Why does Mono for Android cost money if the mono project is opensource and therefore everything based on it must be opensource?

  • 7
    You need to look up what open source means and what not (prohibiting commercial usage is contrary to all common definitions), and understand the applicable licenses - from a quick search, it seems different parts of Mono are under different licenses. "Everything based on it must be open source" is a bastardization of the copyleft concept, and only some open source licenses include that.
    – user7043
    Dec 8, 2013 at 16:15

2 Answers 2


There are two "free" aspects to open-source software:

  • Free as in speech,
  • Free as in beer.

Free as in beer means you don't have to pay for it. Free as in speech means that you have the freedom to examine the source code, make derived works, etc.

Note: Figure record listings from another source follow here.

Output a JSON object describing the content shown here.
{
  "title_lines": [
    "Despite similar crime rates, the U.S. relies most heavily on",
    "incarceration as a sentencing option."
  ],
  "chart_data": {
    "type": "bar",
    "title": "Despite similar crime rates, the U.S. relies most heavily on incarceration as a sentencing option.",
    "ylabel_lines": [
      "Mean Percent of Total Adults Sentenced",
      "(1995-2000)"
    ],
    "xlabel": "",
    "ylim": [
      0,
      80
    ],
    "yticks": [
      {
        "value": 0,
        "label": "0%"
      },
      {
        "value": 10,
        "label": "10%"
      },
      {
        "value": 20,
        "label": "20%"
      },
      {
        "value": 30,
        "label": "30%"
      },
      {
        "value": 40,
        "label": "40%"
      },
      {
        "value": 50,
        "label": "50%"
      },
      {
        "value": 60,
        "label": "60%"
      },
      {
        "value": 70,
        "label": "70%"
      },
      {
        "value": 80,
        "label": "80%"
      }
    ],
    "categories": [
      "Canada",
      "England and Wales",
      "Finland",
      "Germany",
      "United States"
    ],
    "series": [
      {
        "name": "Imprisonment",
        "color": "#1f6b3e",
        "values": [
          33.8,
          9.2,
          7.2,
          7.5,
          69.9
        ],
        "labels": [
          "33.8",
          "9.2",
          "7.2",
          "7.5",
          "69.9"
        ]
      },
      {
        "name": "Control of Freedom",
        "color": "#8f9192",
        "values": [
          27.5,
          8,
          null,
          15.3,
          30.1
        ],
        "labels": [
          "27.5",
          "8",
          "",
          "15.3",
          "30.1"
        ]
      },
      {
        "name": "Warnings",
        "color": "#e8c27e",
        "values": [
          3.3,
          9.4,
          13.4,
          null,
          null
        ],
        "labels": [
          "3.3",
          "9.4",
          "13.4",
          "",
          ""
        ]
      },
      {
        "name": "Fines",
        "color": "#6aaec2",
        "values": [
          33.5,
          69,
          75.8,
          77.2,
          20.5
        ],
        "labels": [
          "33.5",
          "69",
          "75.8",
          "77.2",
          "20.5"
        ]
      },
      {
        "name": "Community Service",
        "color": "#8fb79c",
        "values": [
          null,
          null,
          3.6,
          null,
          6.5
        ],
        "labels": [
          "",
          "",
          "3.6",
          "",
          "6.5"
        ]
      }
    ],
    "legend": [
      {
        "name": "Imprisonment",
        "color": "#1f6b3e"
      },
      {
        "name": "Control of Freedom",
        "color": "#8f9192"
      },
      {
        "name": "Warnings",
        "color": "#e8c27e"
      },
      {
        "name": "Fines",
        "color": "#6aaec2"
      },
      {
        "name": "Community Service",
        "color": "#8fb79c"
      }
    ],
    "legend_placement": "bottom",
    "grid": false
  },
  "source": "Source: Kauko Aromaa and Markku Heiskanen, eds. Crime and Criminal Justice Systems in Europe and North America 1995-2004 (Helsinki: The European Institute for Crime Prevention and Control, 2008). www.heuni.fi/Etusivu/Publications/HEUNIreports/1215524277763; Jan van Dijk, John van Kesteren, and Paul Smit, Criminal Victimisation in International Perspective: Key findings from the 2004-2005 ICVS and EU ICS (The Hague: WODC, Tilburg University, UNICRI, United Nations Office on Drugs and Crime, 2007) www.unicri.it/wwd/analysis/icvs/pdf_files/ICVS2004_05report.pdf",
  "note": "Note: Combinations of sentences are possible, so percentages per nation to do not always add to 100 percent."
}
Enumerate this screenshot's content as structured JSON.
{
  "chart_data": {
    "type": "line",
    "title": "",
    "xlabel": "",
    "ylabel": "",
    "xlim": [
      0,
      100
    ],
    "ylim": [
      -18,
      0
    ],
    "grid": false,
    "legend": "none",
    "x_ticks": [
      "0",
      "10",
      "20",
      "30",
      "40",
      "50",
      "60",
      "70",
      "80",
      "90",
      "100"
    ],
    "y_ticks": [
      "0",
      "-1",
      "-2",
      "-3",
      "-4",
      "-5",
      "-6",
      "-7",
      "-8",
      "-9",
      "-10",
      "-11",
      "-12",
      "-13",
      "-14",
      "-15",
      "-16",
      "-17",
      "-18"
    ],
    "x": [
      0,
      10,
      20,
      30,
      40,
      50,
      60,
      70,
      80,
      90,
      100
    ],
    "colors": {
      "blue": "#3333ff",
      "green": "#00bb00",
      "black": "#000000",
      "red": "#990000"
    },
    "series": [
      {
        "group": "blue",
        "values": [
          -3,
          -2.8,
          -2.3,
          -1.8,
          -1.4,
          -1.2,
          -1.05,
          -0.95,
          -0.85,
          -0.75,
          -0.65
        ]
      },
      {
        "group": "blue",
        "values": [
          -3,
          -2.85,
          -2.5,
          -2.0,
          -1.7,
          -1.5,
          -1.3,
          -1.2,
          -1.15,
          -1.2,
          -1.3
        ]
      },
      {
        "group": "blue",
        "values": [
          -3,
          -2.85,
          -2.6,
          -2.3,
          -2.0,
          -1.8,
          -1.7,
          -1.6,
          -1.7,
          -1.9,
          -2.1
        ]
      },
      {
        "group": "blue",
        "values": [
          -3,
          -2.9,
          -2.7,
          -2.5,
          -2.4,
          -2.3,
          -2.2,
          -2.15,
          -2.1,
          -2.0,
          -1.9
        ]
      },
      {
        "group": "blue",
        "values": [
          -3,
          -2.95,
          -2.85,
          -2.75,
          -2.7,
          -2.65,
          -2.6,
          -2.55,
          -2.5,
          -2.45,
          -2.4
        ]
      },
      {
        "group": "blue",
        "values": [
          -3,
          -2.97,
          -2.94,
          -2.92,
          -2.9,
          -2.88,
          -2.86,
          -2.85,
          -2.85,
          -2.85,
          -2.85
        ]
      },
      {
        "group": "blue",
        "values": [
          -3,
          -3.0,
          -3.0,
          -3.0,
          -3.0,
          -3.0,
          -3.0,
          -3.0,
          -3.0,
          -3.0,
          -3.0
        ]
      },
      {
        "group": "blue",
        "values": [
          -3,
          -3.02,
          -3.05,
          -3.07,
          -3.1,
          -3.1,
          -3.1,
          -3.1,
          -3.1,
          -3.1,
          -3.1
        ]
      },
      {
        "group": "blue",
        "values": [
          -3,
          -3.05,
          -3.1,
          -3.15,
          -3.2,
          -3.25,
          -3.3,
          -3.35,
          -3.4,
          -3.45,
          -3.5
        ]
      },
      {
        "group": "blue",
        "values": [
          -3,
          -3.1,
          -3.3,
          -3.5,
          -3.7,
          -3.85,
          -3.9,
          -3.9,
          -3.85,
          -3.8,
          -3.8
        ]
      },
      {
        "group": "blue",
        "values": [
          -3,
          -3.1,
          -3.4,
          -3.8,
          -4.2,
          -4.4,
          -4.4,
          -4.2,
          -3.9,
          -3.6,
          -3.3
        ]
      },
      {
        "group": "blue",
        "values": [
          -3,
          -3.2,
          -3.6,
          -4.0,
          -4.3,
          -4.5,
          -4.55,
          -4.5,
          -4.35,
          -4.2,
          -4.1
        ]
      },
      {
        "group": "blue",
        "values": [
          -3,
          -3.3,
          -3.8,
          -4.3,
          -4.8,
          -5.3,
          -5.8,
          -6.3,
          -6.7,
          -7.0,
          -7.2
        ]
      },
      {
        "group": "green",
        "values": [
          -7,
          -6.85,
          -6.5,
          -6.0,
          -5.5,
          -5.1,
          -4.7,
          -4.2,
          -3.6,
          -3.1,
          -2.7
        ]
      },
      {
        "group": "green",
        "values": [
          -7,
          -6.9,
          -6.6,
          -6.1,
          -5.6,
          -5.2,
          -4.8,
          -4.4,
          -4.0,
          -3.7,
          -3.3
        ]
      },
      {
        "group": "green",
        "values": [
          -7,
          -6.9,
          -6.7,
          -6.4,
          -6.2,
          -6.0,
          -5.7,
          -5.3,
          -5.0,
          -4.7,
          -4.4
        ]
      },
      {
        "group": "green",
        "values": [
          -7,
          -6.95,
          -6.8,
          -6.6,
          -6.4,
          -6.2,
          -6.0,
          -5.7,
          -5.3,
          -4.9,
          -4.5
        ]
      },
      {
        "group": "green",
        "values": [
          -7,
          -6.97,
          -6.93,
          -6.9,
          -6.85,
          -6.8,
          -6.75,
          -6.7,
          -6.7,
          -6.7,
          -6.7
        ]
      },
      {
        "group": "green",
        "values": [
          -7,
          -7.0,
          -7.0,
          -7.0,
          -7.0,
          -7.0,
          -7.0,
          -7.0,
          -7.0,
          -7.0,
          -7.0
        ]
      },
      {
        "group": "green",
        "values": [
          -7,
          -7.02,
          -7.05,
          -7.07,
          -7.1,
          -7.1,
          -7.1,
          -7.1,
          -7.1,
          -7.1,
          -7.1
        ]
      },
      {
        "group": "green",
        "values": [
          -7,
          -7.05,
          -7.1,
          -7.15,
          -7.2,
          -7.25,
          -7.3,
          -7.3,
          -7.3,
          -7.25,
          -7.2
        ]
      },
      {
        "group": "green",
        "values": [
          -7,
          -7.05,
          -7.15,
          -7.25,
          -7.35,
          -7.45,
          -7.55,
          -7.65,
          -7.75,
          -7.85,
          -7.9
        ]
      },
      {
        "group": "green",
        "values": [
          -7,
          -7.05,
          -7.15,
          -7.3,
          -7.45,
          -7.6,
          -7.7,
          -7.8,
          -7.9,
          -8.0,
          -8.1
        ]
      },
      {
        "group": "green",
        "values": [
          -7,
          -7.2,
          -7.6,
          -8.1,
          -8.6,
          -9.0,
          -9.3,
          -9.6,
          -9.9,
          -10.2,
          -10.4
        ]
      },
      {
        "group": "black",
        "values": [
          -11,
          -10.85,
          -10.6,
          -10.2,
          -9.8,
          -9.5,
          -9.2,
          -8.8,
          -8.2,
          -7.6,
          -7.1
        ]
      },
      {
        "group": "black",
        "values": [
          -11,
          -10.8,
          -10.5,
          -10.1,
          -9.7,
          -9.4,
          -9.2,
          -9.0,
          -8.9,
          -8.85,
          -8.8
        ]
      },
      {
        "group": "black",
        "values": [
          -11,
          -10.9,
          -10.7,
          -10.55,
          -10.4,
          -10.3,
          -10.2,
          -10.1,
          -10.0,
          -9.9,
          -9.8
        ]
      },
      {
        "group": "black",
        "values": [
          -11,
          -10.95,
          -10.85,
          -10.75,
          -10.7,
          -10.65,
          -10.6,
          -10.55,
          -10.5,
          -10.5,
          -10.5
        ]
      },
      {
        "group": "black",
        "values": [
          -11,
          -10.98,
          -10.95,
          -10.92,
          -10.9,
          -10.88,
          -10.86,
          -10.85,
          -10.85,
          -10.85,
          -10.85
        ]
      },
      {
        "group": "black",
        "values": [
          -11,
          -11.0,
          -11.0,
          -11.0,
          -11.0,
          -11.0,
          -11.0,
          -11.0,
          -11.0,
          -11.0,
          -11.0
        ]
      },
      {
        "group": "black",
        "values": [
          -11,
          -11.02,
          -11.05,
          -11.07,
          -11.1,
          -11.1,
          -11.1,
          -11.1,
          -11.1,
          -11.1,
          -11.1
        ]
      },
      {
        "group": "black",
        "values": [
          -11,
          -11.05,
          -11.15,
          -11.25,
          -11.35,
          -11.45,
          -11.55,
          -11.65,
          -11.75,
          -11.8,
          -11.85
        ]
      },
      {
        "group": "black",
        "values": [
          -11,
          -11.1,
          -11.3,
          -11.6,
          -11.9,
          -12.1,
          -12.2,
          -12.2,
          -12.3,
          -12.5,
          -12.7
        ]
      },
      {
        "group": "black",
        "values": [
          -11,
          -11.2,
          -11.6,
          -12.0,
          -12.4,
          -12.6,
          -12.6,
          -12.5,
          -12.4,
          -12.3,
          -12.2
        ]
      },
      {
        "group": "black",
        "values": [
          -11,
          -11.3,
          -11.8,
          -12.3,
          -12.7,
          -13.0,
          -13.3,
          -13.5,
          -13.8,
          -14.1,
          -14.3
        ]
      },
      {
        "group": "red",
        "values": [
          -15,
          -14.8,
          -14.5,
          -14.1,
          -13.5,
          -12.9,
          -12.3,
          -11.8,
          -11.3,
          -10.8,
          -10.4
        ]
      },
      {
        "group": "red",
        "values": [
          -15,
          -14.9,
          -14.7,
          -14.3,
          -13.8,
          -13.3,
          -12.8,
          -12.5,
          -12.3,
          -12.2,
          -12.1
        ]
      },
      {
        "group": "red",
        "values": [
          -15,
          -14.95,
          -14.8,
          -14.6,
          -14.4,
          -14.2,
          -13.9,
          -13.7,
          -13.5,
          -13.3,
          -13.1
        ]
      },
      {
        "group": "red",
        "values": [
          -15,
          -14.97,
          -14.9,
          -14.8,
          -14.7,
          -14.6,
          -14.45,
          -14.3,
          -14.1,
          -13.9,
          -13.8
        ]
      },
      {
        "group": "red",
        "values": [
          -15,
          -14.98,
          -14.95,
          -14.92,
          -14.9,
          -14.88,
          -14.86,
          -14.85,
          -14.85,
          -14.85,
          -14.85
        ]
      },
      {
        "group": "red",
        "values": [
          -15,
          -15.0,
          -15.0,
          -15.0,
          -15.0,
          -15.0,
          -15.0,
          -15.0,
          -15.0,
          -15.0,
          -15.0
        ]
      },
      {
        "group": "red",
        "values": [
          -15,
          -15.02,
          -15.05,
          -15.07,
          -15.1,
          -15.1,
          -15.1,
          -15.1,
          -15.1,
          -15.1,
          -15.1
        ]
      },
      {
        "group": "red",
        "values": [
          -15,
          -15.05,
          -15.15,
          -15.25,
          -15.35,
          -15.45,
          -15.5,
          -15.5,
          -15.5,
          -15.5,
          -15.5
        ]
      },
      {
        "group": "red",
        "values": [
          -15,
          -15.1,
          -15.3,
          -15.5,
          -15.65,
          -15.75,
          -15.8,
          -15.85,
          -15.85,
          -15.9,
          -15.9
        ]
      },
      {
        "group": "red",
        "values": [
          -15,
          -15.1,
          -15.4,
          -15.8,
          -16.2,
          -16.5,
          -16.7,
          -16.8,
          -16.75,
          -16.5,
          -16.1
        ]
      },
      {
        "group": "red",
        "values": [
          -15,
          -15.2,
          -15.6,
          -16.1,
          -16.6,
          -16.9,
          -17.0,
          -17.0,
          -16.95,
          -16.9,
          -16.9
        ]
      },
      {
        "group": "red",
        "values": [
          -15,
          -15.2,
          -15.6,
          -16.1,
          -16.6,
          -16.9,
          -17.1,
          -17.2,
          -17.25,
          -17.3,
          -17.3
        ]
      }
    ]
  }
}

Mono is based on four open source licenses, as described here:

  • The C# compiler is dual-licensed under the MIT/X11 license and the GNU General Public License (GPL).
  • The tools are released under the terms of the GNU General Public License (GPL).
  • The runtime libraries are under the GNU Library GPL 2.0 (LGPL 2.0).
  • The class libraries are released under the terms of the MIT X11 license.
  • ASP.NET MVC, the Managed Extensibility Framework (MEF), the Dynamic Language Runtime (DLR), System.Data.Services.Client, parts of System.Numerics and ASP.NET AJAX client software are released by Microsoft under the open source Microsoft Permissive License, some of them are dual licensed also as Apache2.

The most important aspect of these licenses is the "copyleft" provision in the GPL. The copyleft provision essentially prevents you from using those libraries and code in a proprietary application, and then distributing it to users or customers. Distribution is what triggers the copyleft provision. Licenses such as MIT and Apache that do not have the copyleft provision in them do not prevent you from using the code in closed-source, commercial applications.

Because the class libraries are licensed under MIT, you are not required to obtain a commercial license to write and distribute your own commercial applications, if you can otherwise abide by the terms of the Lesser/Library GPL, which only requires that you provide any source code changes that you make to the GPL libraries in Mono back to the community.

Contributors who contribute code to the Mono project must assign copyright of their code to the Mono project, so that Xamarin can redistribute the code under a different license. This is how they are able to make certain components of Xamarin proprietary, so that they can charge for it. Because Xamarin is the copyright holder for the entire Mono project, they can redistribute their code in any way they see fit.


Mono is LICENSED to OTHERS as Open Source. That does not imply that the owners of the copyright have the same restrictions -- they can do whatever they like, including all forms of closed-source use, even if that seems to go against their founding principles. To prevent that, you would AT LEAST need the company's official, registered aims to clearly state that all products would be open source, and probably for CEOs / other executives to be employed on a contract stating that they would always only create open source products. Even then, the definition of "product" could undo that safeguard.

  • 1
    this post is rather hard to read (wall of text). Would you mind editing it into a better shape?
    – gnat
    Feb 27, 2014 at 10:58
  • @gnat: Huh? It's a single, short paragraph. You'd have a valid point if it was twice as long, or filled with different topics which should rightly be separate paragraphs. In that case, I'd be ashamed of myself, and only too glad to fix it. In this case, though, I'm going to say, sorry, but be more patient with your reading.